There are many benefits to using Windows PowerShell over the more popular command line. But using PowerShell without digitally signing scripts can leave you vulnerable to attacks.
This post explains the importance of PowerShell script signatures and mentions some best practices to keep scripts secure.
What is Windows PowerShell?
Windows PowerShell was designed to replace the command line. Like the command line, PowerShell uses a command line environment that provides access to services on your operating system.
While command line commands still work in PowerShell, PowerShell can perform more complex operations, such as batch renaming files in the same folder.
PowerShell is based on the .NET platform. It is compatible with Windows, macOS and Linux.
Where to find PowerShell in Windows 10
The fastest way to access Windows PowerShell is to use the Run function. Select Run (Windows + R) and enter PowerShell. This should start Windows PowerShell.
You can also go to Start and search for PowerShell. The program should appear as one of the proposals. Click it to run, or right-click and then select Run as administrator to make administrator-level changes.
What is a PowerShell script?
PowerShell scripts enable system administrators to run commands that enable them to manage operating systems through command lines. PowerShell refers to these commands as cmdlets. While the cmdlets may be confusing for non-professionals, administrators find them easier to use than the old standard.
You can use Notepad to write scripts and save them with the .ps1 file extension so that they are recognized as PowerShell scripts.
For security reasons, files saved with this extension cannot be launched by double-clicking.
Why sign a script?
Signing your scripts will do two things. First, it will confirm that the people using the script are also the authors of the script. Secondly, he will make sure that the scripts are not changed in any way.
Group Policy
Group Policy will be assigned to the system. This will affect how your system handles scripts that run on your computer.
- Restricted – scripts will not be executed. This is the default setting.
- RemoteSigned – You can run scripts created by you or by trusted publishers.
- AllSigned – Any script created locally or downloaded can run as long as it is digitally signed.
- Unlimited – run any script after confirmation.
- Bypass – run any script without confirmation.
You can change the policy using the Set-ExecutionPolicy command.
SET-EXECUTIONPOLICY -EXECUTIONPOLICY -SCOPE
If you replace with one of the Group Policy values ??and is replaced with one of the following:
- Process – Only affects the current PowerShell session.

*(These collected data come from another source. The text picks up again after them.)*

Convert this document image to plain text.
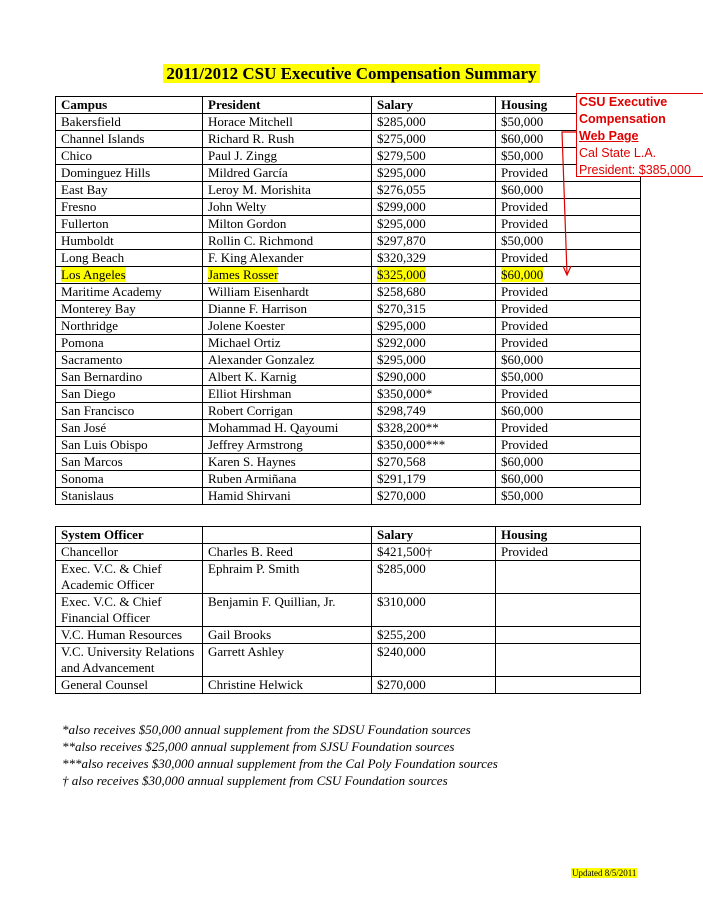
2011/2012 CSU Executive Compensation Summary
Campus	President	Salary	Housing
Bakersfield	Horace Mitchell	$285,000	$50,000
Channel Islands	Richard R. Rush	$275,000	$60,000
Chico	Paul J. Zingg	$279,500	$50,000
Dominguez Hills	Mildred García	$295,000	Provided
East Bay	Leroy M. Morishita	$276,055	$60,000
Fresno	John Welty	$299,000	Provided
Fullerton	Milton Gordon	$295,000	Provided
Humboldt	Rollin C. Richmond	$297,870	$50,000
Long Beach	F. King Alexander	$320,329	Provided
Los Angeles	James Rosser	$325,000	$60,000
Maritime Academy	William Eisenhardt	$258,680	Provided
Monterey Bay	Dianne F. Harrison	$270,315	Provided
Northridge	Jolene Koester	$295,000	Provided
Pomona	Michael Ortiz	$292,000	Provided
Sacramento	Alexander Gonzalez	$295,000	$60,000
San Bernardino	Albert K. Karnig	$290,000	$50,000
San Diego	Elliot Hirshman	$350,000*	Provided
San Francisco	Robert Corrigan	$298,749	$60,000
San José	Mohammad H. Qayoumi	$328,200**	Provided
San Luis Obispo	Jeffrey Armstrong	$350,000***	Provided
San Marcos	Karen S. Haynes	$270,568	$60,000
Sonoma	Ruben Armiñana	$291,179	$60,000
Stanislaus	Hamid Shirvani	$270,000	$50,000
System Officer		Salary	Housing
Chancellor	Charles B. Reed	$421,500†	Provided
Exec. V.C. & Chief Academic Officer	Ephraim P. Smith	$285,000	
Exec. V.C. & Chief Financial Officer	Benjamin F. Quillian, Jr.	$310,000	
V.C. Human Resources	Gail Brooks	$255,200	
V.C. University Relations and Advancement	Garrett Ashley	$240,000	
General Counsel	Christine Helwick	$270,000	
*also receives $50,000 annual supplement from the SDSU Foundation sources
**also receives $25,000 annual supplement from SJSU Foundation sources
***also receives $30,000 annual supplement from the Cal Poly Foundation sources
† also receives $30,000 annual supplement from CSU Foundation sources
Updated 8/5/2011
CSU Executive Compensation
Web Page
Cal State L.A.
President: $385,000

- CurrentUser – the change will affect only the current user.
- LocalMachine – all changes made will affect all users of the computer.
For example, if you need a RemoteSigned policy that enforces the policy for all users, you should use this command:
SET-EXECUTIONPOLICY -EXECUTIONPOLICY REMOTESIGNED -SCOPE LOCALMACHINE
PowerShell Best Practices
Chances are, you won’t be able to disable PowerShell for practical reasons. But there are things you can do to prevent an attack on your system.
Use PowerShell Restricted Language Mode
Restricted Language Mode removes support for advanced features such as .NET and Windows API calls. PowerShell attack tools rely on these features, so a lack of support could halt any attack.
To enable PowerShell using Group Policy, open Group Policy and select Computer Configuration Settings Windows Settings Environment.
Use PowerShell v.5 with Applocker and Device Guard
Version 5 of PowerShell has built-in security features that make it better for corporate environments. Combined with Applocker, it blocks people from unverified locations.
A feature called Device Guard can also be used to use advanced hardware features to whitelist applications. It can also provide forced limited language mode.
PowerShell Activity Log
Activity Monitoring for PowerShell can be enabled by editing Group Policy. For example, Active Directory is a script that logs the use of cmdlets. GroupPolicy does the same, but instead registers the use of the Group Policy cmdlet.
You must submit the logs to a central logging system for them to be useful. Configure logs to send alerts for known attack methods.